The detection method of kit measurement cystatin C of the present invention are as follows:
It is 570nm, a length of 800nm of complementary wave that dominant wavelength is arranged on automatic clinical chemistry analyzer;Reagent R1 and sample are pressed Mixed according to volume ratio 60-70:1, in 35-40 DEG C incubations 3-6 minute, reagent R2 is added immediately and mixes, reagent R2 and reagent R1's Volume ratio is 1:3-4, in 35-40 DEG C of incubation 40-80s, reads absorbance A 1, then after being incubated for 5-10 minute, reading absorbance A 2, The difference for calculating A2 and A1, calculates according to calibration curve, obtains the content of cystatin C in sample.
Specific operating procedure is as shown in table 1, but table 1 only limits one of operating procedure example, does not limit protection model It encloses.
The detecting step of the measurement cystatin C of table 1
Before measuring sample, carry out calibration and Quality Control program, make calibration curve using matched calibration object, it is general and Speech remakes once for calibration curve every 7 days, when following situation occurs, needs to recalibrate: when reagent lot is replaced, instrument When replacing components or maintenance, when quality-control product or sample results exception.Quality Control program: matched quality-control product, Mei Genong are used Degree quality-control product duplicate measurements 10 times calculates precision CV, controls in quality-control product deviation range.
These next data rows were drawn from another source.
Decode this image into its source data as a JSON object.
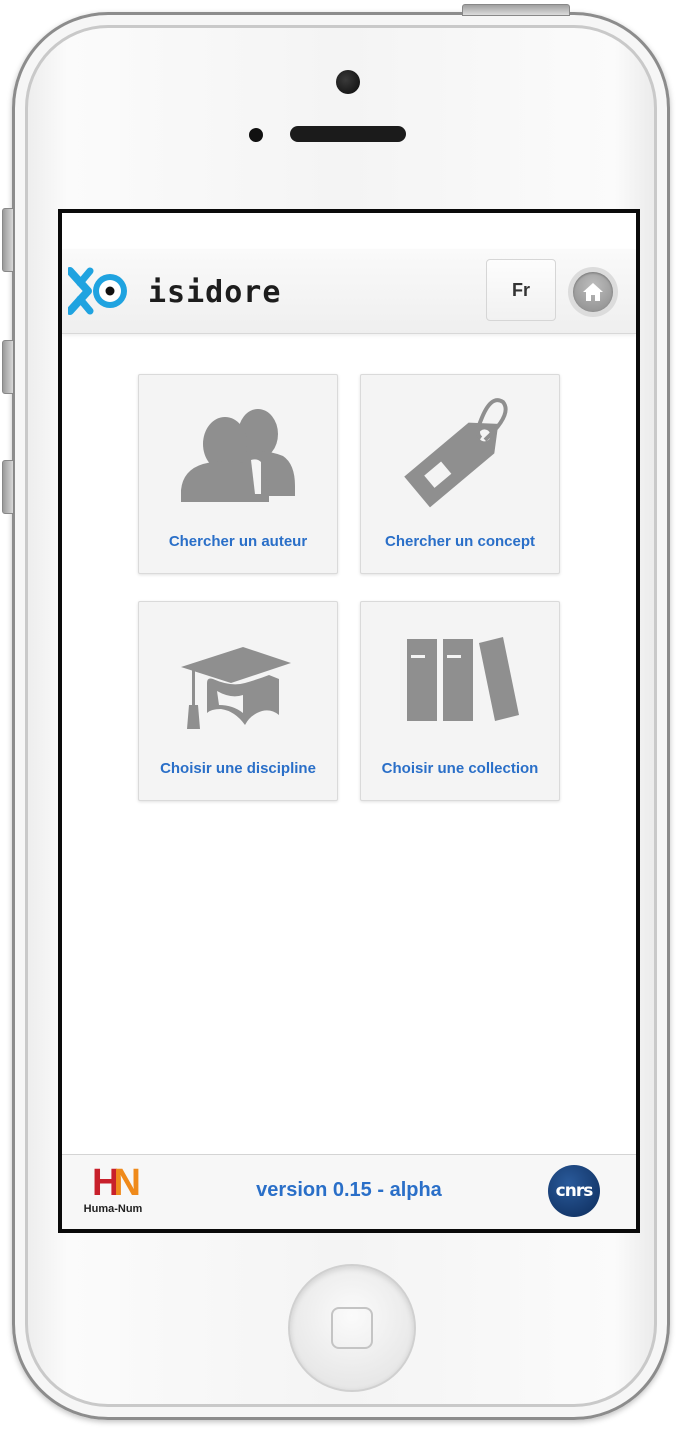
{
  "app": {
    "logo_text": "isidore",
    "brand_color": "#1fa3e0"
  },
  "header": {
    "language_label": "Fr",
    "home_icon": "home-icon"
  },
  "tiles": [
    {
      "label": "Chercher un auteur",
      "icon": "users-icon"
    },
    {
      "label": "Chercher un concept",
      "icon": "tag-icon"
    },
    {
      "label": "Choisir une discipline",
      "icon": "graduation-cap-icon"
    },
    {
      "label": "Choisir une collection",
      "icon": "books-icon"
    }
  ],
  "footer": {
    "left_logo": {
      "mark_h": "H",
      "mark_n": "N",
      "text": "Huma-Num"
    },
    "version": "version 0.15 - alpha",
    "right_logo": {
      "text": "cnrs"
    }
  },
  "colors": {
    "link": "#2a6fc8",
    "icon_gray": "#8f8f8f"
  }
}
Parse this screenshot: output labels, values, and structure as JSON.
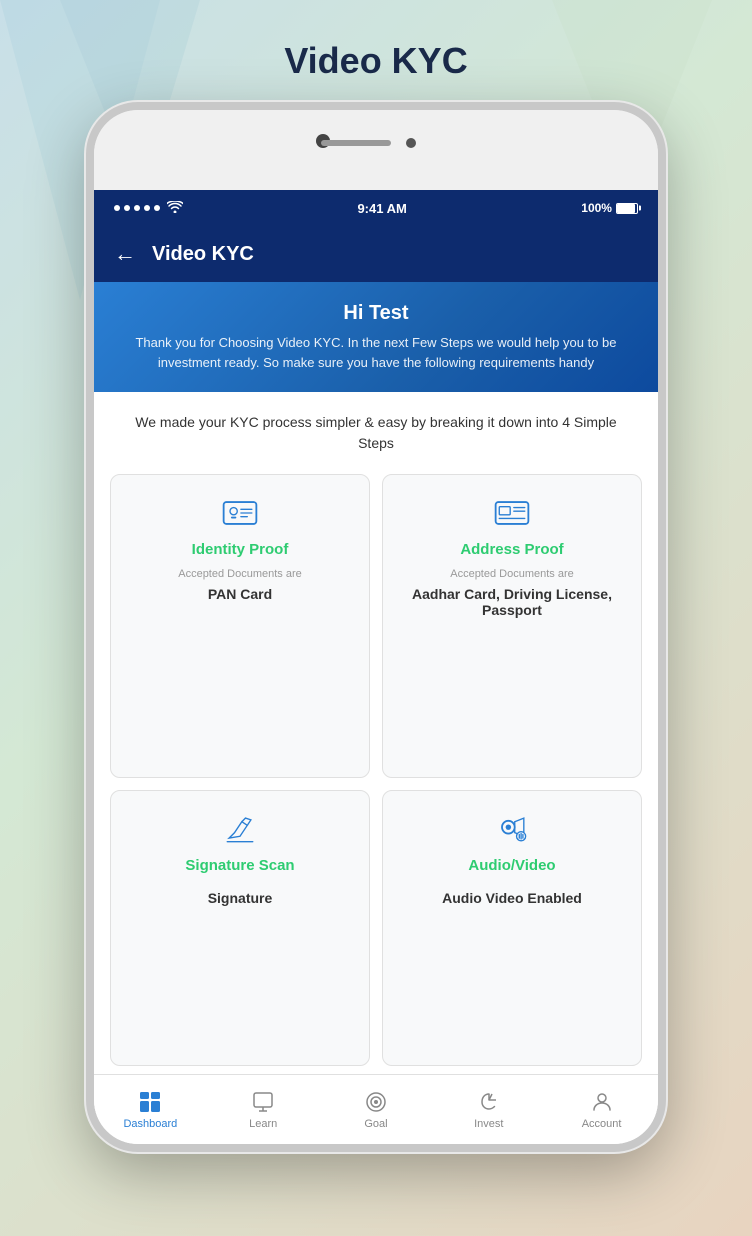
{
  "page": {
    "title": "Video KYC",
    "background_gradient_start": "#c8dfe8",
    "background_gradient_end": "#e8d4c0"
  },
  "status_bar": {
    "signal_dots": 5,
    "time": "9:41 AM",
    "battery": "100%"
  },
  "nav": {
    "back_label": "←",
    "title": "Video KYC"
  },
  "banner": {
    "greeting": "Hi Test",
    "description": "Thank you for Choosing Video KYC. In the next Few Steps we would help you to be investment ready. So make sure you have the following requirements handy"
  },
  "steps_text": "We made your KYC process simpler & easy by breaking it down into 4 Simple Steps",
  "cards": [
    {
      "id": "identity",
      "title": "Identity Proof",
      "subtitle": "Accepted Documents are",
      "value": "PAN Card",
      "icon": "id-card-icon"
    },
    {
      "id": "address",
      "title": "Address Proof",
      "subtitle": "Accepted Documents are",
      "value": "Aadhar Card, Driving License, Passport",
      "icon": "address-card-icon"
    },
    {
      "id": "signature",
      "title": "Signature Scan",
      "subtitle": "",
      "value": "Signature",
      "icon": "signature-icon"
    },
    {
      "id": "audiovideo",
      "title": "Audio/Video",
      "subtitle": "",
      "value": "Audio Video Enabled",
      "icon": "audio-video-icon"
    }
  ],
  "tabs": [
    {
      "id": "dashboard",
      "label": "Dashboard",
      "icon": "dashboard-icon",
      "active": true
    },
    {
      "id": "learn",
      "label": "Learn",
      "icon": "learn-icon",
      "active": false
    },
    {
      "id": "goal",
      "label": "Goal",
      "icon": "goal-icon",
      "active": false
    },
    {
      "id": "invest",
      "label": "Invest",
      "icon": "invest-icon",
      "active": false
    },
    {
      "id": "account",
      "label": "Account",
      "icon": "account-icon",
      "active": false
    }
  ]
}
According to calibration curve, sample cystatin C content is calculated:
The absorbance △ A of sample cystatin C content (mg/L)=sample absorbance △ A/ standard items × standard items Guang suppression Plain C content.
Embodiment 1
In the present embodiment, bladder chalone C determining reagent kit includes:
Reagent R1:50mmol/L glycine-HCI buffer, 10g/L sodium chloride, 0.5g/L proclin300, pH 3.0;
(polystyrene latex particles diameter is the anti-human cystatin C antibody polystyrene latex particles of reagent R2:0.1g/L 20nm), 50mmol/L 4- hydroxyethyl piperazineethanesulfonic acid buffer, 1mmol/L 1- sodium nonanesulfonate, 0.5g/L proclin 300,10g/L BSA, pH 7.5.
Embodiment 2
In the present embodiment, bladder chalone C determining reagent kit includes:
Reagent R1:60mmol/L citric acid-sodium citrate buffer solution, 20g/L potassium chloride, 0.3g/L Sodium azide, pH 4.0;
(polystyrene latex particles diameter is the anti-human cystatin C antibody polystyrene latex particles of reagent R2:0.2g/L 30nm), 40mmol/L phosphate buffer, 2mmol/L 3- [3- (gallbladder amido propyl) dimethylamino] propane sulfonic acid inner salt, 0.6g/ L proclin 300,20g/L trehalose, pH 7.2.
Comparative example 1
The kit of comparative example 1 and the difference of embodiment 1 be only that, the pH of reagent R1 is 2.2, other with 1 phase of embodiment Together.
Comparative example 2
The kit of comparative example 2 and the difference of embodiment 2 be only that, the pH of reagent R1 is 4.8, other with 2 phase of embodiment Together.
Comparative example 3
The kit of comparative example 3 and the difference of embodiment 1 are only that the buffer of reagent R1 is sodium phosphate buffer, pH 7.5, it is other same as Example 1.
Comparative example 4
The kit of comparative example 4 and the difference of embodiment 1 are only that the buffer of reagent R1 is sodium carbonate buffer, pH 9.0, it is other same as Example 1.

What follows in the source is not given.